The Society noted that fiduciary duties do not disappear or become less significant when a majority of the votes cast at a meeting support a particular non-binding shareholder proposal. A fundamental principle of state corporation law is that directors are not mere agents of shareholders but must exercise their independent judgment to act in the best interest of the corporation. Thus, boards of directors cannot implement a proposal presented to shareholders that they do not believe would be in the best interests of a company. Rather, they must determine the most appropriate response to the proposal, which may be to consider other actions they believe address the shareholder concerns in a manner consistent with the best interests of the corporation.
The Society believes that in these circumstances the appropriate policy approach would be to consider disclosure of board action with respect to alternatives considered, any action taken and the board’s rationale for its decision.
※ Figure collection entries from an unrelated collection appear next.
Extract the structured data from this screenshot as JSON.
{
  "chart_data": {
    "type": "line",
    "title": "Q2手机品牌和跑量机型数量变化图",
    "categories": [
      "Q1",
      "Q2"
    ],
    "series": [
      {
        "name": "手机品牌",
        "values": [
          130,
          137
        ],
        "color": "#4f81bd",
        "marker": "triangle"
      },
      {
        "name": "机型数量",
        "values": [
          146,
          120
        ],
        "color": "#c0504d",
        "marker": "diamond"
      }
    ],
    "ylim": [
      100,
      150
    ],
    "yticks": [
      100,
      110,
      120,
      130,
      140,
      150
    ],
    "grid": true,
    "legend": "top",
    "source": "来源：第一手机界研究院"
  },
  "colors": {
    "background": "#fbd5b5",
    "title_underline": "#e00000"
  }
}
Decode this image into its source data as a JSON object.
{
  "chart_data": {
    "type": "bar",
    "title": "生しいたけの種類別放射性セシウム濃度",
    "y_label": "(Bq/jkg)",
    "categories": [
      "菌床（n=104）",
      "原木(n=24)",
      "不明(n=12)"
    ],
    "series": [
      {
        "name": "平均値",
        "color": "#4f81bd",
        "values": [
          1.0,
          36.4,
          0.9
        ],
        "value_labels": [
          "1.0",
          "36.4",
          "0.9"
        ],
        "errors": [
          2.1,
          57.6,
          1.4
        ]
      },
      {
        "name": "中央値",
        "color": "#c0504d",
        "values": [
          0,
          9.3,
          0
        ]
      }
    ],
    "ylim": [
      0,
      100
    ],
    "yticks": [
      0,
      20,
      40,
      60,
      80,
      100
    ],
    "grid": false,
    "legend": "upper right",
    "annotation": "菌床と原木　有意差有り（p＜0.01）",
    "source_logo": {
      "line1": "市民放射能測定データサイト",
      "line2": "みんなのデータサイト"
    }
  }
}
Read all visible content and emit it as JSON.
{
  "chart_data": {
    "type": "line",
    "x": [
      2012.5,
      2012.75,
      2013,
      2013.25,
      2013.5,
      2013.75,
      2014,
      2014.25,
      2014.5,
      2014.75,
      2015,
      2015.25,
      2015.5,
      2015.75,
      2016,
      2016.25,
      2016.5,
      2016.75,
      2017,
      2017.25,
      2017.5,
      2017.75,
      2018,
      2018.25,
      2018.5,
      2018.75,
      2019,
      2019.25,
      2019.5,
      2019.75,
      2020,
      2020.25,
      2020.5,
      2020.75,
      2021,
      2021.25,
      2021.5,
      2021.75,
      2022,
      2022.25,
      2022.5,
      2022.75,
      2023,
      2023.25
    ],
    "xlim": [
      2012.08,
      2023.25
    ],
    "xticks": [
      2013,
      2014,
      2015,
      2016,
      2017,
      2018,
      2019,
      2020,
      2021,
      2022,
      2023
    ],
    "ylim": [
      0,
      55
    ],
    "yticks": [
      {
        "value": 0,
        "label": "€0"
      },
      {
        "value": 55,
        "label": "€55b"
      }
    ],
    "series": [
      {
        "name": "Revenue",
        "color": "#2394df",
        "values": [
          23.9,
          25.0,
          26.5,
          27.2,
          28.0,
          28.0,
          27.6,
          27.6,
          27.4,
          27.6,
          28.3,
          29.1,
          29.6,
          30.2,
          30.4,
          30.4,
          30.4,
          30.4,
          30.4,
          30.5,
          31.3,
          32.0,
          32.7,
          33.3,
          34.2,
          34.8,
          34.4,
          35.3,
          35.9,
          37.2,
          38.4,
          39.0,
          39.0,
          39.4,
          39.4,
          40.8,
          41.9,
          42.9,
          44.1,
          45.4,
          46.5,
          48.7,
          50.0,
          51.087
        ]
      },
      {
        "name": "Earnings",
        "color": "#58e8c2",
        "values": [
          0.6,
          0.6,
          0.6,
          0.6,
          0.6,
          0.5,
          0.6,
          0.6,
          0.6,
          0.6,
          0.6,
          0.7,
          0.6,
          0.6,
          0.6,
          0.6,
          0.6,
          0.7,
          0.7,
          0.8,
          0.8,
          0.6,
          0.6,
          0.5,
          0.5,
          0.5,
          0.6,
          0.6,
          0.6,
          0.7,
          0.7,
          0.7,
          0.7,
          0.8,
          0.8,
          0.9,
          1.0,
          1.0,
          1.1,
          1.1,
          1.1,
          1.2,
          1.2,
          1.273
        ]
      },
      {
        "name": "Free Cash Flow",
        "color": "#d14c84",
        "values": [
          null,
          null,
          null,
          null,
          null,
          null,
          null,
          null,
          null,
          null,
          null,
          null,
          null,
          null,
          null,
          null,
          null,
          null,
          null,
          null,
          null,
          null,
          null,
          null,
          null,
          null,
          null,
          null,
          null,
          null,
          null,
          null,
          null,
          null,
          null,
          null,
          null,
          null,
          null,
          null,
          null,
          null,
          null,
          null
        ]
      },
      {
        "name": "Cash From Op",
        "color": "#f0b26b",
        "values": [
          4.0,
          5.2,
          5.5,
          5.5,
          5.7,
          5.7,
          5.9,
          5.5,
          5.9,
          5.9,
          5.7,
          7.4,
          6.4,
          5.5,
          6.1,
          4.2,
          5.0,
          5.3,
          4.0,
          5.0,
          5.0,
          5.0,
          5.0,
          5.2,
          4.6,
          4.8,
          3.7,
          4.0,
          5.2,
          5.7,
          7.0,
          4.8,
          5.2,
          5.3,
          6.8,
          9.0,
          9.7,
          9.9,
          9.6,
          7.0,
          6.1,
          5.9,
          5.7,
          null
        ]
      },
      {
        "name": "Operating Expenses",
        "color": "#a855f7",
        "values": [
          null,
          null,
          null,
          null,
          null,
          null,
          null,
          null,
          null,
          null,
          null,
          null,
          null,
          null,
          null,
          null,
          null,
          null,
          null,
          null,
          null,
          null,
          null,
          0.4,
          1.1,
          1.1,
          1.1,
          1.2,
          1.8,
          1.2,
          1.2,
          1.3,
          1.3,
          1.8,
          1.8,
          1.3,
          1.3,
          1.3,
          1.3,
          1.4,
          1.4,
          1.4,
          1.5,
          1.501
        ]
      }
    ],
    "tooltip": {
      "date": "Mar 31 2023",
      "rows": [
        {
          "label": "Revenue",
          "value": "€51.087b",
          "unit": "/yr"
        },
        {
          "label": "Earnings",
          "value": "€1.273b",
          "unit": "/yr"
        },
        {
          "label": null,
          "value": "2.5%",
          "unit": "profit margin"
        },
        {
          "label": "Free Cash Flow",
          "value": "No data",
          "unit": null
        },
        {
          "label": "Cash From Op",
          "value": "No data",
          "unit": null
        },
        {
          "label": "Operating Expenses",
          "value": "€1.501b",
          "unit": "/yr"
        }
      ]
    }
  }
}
An automatic recommendation against all directors is inappropriate and inadvisable. The group also said that the importance of the shareholder proposal in question, and the importance of other factors in the election of directors, is not being given due consideration in the proposed policy change.
There is a risk that an entire board under a majority vote framework will be removed for failure to set special meeting rights at a 10 percent threshold rather than 15 percent. If the director vote matters, reasoned the Society, making it contingent entirely on one, possibly minor, difference does not serve the interests of the company or the shareholders.
Moreover, in view of the number of companies that have adopted majority voting for directors and eliminated staggered board elections, an ISS negative vote recommendation could result in the failure to elect a board. According to the Society, a strict one-size-fits-all policy that leads to this result without any consideration of the broader circumstances, including the positive value that a board brings on other matters and the level of importance of the particular subject matter of the proposal, cannot be in the interest of the shareholders.
The Society is also concerned that the policy is based on a majority of shares voted, not on a majority of shares outstanding, and does not take into account whether the proposal was approved under the company’s own rules. The expression of substantial opposition to the ISS view, by for example 49 percent of shares voted, apparently is seen as meriting no consideration by a board, where a compromise on an issue may make more sense. This is in stark contrast to the ISS policy on say-on-pay, in which substantial opposition by a minority of shares voted is said by ISS to require a response from the board. A board should have some flexibility to take into consideration substantial minority views.
In addition, the revised policy is silent on the circumstances under which ISS would view a board as having failed to act on a majority-supported shareholder proposal. It would thus appear that, under this policy change, ISS would be second-guessing board decisions to implement a proposal in an alternative manner, even where the alternative approach is submitted for shareholder approval. The Society believes that this is fundamentally at odds with a board’s fiduciary duties under state corporate law.
For example, a board may respond to a proposal to permit shareholders to act by written
consent by reducing the ownership threshold at which shareholders can call a special meeting. In this instance, the Society queries if ISS would call for a vote against all directors. While ISS previously has not recommended against directors in some cases like this, the change in policy would appear to yield a different result.